また、不正出品防止のため最初の数週間~数ヶ月はアカウント停止リスクが高い期間と心得ましょう。怪しい挙動は避け、顧客対応やルール遵守に努めることが重要です。

まとめ:成功への道筋と注意点

日本在住者が米国LLCを活用してStripeやAmazonに登録することは、適切な準備と正確な情報提供によって実現可能です。しかし、本記事で解説したように、多くのハードルが存在することも事実です。

最も重要なポイントは、書類の正確性と整合性です。氏名、住所、法人情報など、全ての提出書類と入力情報が完全に一致している必要があります。わずかな表記ゆれや不一致でも審査落ちの原因となるため、提出前の念入りなチェックが不可欠です。
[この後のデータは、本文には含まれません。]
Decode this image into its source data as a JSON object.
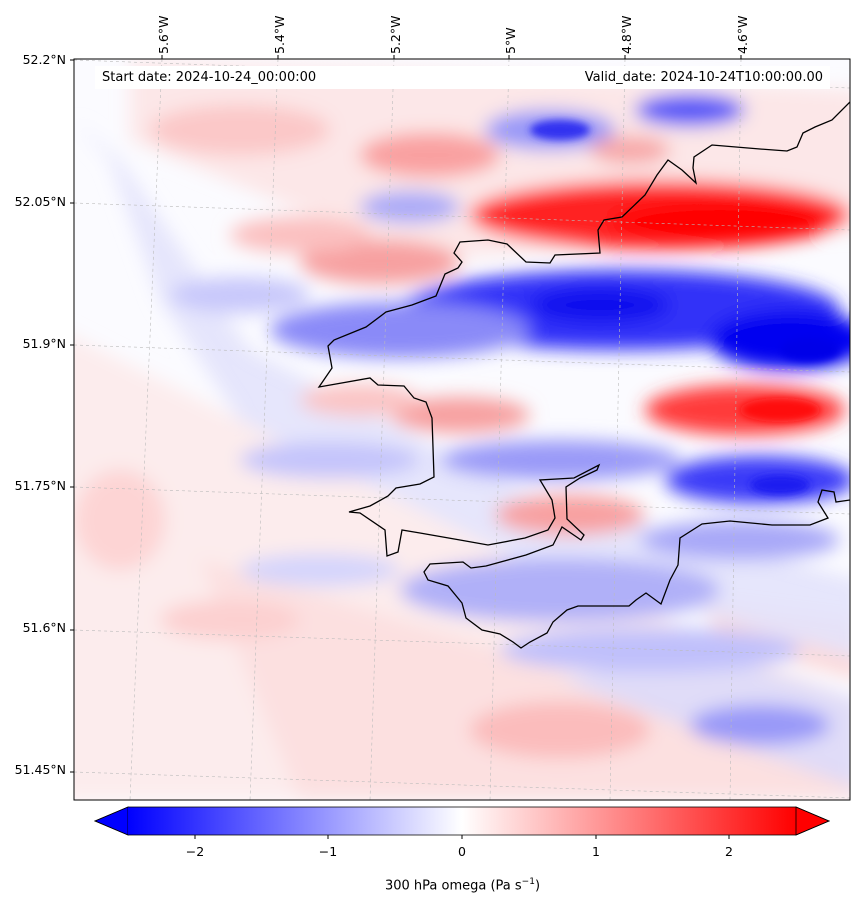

米国銀行口座の開設は最大の課題の一つですが、WiseやRelayなどのオンライン銀行を活用することで、日本に居ながらでも開設できる可能性があります。ただし、各サービスのポリシーは変更されることがあるため、複数の選択肢を検討し、最新情報を確認することが重要です。

代表者要件については、特にStripeで厳格です。米国居住の代表者やSSN/ITINが必要となるため、これらを満たせない場合は代替案(Stripe Atlasの利用、日本のStripeアカウントでの運用など)を検討する必要があります。
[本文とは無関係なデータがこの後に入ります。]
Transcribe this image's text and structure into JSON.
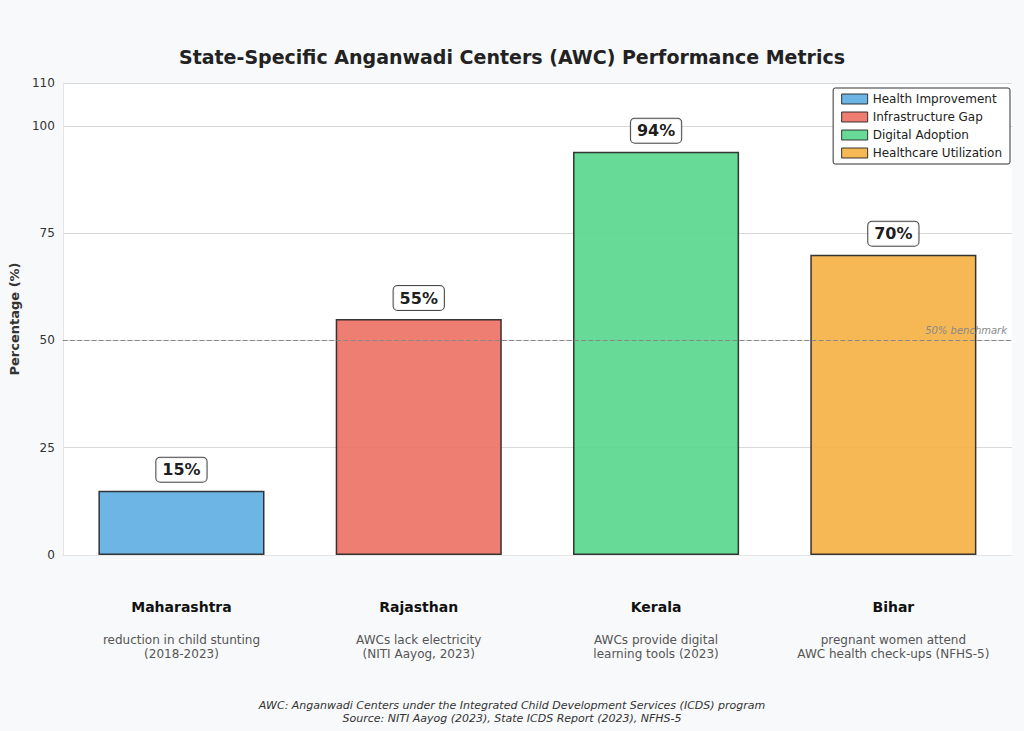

最後に、虚偽申請や名義貸しは絶対に避けてください。発覚した場合、アカウント凍結だけでなく、将来的な利用制限や法的問題につながる可能性があります。誠実で透明性のある申請と運用を心がけることが、長期的なビジネス成功の基盤となります。

各プラットフォームのポリシーは定期的に更新されるため、最新の公式情報を確認し、必要に応じて専門家(国際税務に詳しい税理士、ビジネス弁護士など)への相談も検討してください。適切な準備と対応によって、グローバルなビジネス展開への扉が開かれるでしょう。